JMT initially said it would explore all legal options – but it has now announced the fight is over.

However, chief executive Stuart Brooks said the experience gained would help it in the future – and will galvanise other groups and communities.

He said: “We did not take this legal action lightly. If it goes ahead, this development would be the largest ever in the Scottish Highlands, with 67 turbines (substantially taller than the highest structures in any Scottish city) spread over an area of 35 square kilometres, comparable to the size of Inverness. It would involve the excavation of 22 million cubic feet of stone – equivalent to a Berlin wall stretching from the Pentland Firth to the English Channel – from an area consisting mainly of peatland, a massive carbon store and Scotland’s miniature version of the rainforest.

“The decision to approve the scheme flew in the face of expert advice from the government’s own advisory body SNH, which stated that the development would destroy the character of one of Scotland’s key areas of wild land. The application was also opposed by the Cairngorms National Park Authority, the Mountaineering Council of Scotland and three out of four local councillors, while written objections from the public outnumbered letters of support by 15 to one.

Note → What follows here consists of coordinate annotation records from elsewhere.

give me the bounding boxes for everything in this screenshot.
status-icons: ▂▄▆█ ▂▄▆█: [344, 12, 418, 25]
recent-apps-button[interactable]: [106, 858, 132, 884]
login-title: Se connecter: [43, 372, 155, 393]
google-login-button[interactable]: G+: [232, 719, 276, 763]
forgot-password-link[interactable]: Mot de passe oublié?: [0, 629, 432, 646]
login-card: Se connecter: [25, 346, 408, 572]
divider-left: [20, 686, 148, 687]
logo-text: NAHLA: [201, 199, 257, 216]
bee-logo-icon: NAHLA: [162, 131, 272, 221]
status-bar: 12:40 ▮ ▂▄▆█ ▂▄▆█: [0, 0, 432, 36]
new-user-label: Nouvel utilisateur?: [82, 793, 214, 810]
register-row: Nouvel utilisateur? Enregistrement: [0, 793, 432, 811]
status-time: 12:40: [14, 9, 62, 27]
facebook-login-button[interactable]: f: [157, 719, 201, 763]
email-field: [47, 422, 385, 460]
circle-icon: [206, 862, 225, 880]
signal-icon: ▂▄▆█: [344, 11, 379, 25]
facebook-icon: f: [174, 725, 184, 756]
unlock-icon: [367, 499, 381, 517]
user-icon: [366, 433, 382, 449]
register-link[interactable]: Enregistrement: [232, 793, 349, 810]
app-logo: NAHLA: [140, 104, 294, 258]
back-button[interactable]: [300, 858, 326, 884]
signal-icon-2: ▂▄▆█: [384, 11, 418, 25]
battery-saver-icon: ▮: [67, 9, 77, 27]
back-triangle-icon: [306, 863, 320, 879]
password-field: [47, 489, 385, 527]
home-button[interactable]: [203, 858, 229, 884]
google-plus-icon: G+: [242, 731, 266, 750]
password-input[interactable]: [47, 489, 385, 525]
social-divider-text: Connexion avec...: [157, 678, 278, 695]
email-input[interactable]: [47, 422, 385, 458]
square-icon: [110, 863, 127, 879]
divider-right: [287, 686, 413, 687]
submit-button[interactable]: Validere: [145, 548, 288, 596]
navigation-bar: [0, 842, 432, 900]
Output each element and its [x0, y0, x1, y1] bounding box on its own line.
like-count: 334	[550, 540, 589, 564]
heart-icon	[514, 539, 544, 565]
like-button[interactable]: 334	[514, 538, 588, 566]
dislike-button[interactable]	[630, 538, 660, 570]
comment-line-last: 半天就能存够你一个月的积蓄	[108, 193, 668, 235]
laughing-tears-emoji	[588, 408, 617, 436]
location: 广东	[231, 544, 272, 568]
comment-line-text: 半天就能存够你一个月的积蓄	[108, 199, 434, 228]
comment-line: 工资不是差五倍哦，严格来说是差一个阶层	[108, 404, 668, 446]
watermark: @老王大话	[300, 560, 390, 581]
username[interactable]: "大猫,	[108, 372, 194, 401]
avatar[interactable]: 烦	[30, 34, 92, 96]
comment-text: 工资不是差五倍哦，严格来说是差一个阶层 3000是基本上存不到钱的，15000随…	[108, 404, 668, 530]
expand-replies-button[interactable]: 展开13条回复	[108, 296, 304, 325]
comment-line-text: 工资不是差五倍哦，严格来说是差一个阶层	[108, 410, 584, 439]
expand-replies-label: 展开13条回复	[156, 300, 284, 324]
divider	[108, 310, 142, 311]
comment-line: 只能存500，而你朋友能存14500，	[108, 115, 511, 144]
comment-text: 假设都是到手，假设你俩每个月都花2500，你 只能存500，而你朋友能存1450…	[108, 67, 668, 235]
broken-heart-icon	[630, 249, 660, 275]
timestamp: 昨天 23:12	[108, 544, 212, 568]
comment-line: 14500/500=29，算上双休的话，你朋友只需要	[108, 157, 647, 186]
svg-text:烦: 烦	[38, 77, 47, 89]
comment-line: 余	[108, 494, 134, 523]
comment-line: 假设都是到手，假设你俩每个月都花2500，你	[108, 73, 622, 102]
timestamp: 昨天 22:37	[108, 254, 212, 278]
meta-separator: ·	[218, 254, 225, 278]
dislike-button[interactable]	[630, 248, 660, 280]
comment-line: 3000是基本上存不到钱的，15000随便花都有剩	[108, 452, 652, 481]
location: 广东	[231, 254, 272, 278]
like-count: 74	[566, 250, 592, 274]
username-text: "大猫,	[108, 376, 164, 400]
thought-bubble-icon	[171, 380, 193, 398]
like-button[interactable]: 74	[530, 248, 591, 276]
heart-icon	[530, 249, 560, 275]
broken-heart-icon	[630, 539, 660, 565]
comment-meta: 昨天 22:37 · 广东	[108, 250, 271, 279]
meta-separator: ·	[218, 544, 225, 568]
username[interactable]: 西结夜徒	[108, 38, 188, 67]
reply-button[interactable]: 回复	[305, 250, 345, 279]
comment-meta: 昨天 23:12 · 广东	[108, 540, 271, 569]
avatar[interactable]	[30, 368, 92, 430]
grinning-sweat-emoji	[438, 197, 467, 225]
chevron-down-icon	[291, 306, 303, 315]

“Yet there was no opportunity for thorough public scrutiny of the proposal. Because there was no objection from the relevant Highland Council planning committee, there was no requirement for a Public Local Inquiry. We believe that decision was based on flawed advice from planning officials.

“It was against that background that we initiated a judicial review. We did so in the full knowledge that the odds were stacked against us; the vast majority of judicial review applications are rejected.

“Notwithstanding this decision, we believe that by taking out this judicial review we have shown the determination of the Trust to defend and protect wild land. This was why the Trust was founded over 30 years ago. Since we initiated the legal action in August 2014, the Scottish Government has refused a number of major wind farm applications in and around wild land areas.

“We believe that the high profile legal case over Stronelairg and the public support it has generated may have influenced some or all of these decisions. We are in a more favourable position today than we were when we first embarked on this course of action.

“There are other unquantifiable benefits of the action we have taken, such as heightened public awareness of the damaging impact of inappropriate industrial-scale development in our wildest landscapes.

“The Stronelairg judicial review brought together a wide coalition of conservation, environmental and outdoor organisations representing tens of thousands of members from all walks of life.

“We believe the action has strengthened the John Muir Trust’s reputation as a campaigning charity prepared to stand up strongly for what it believes in.”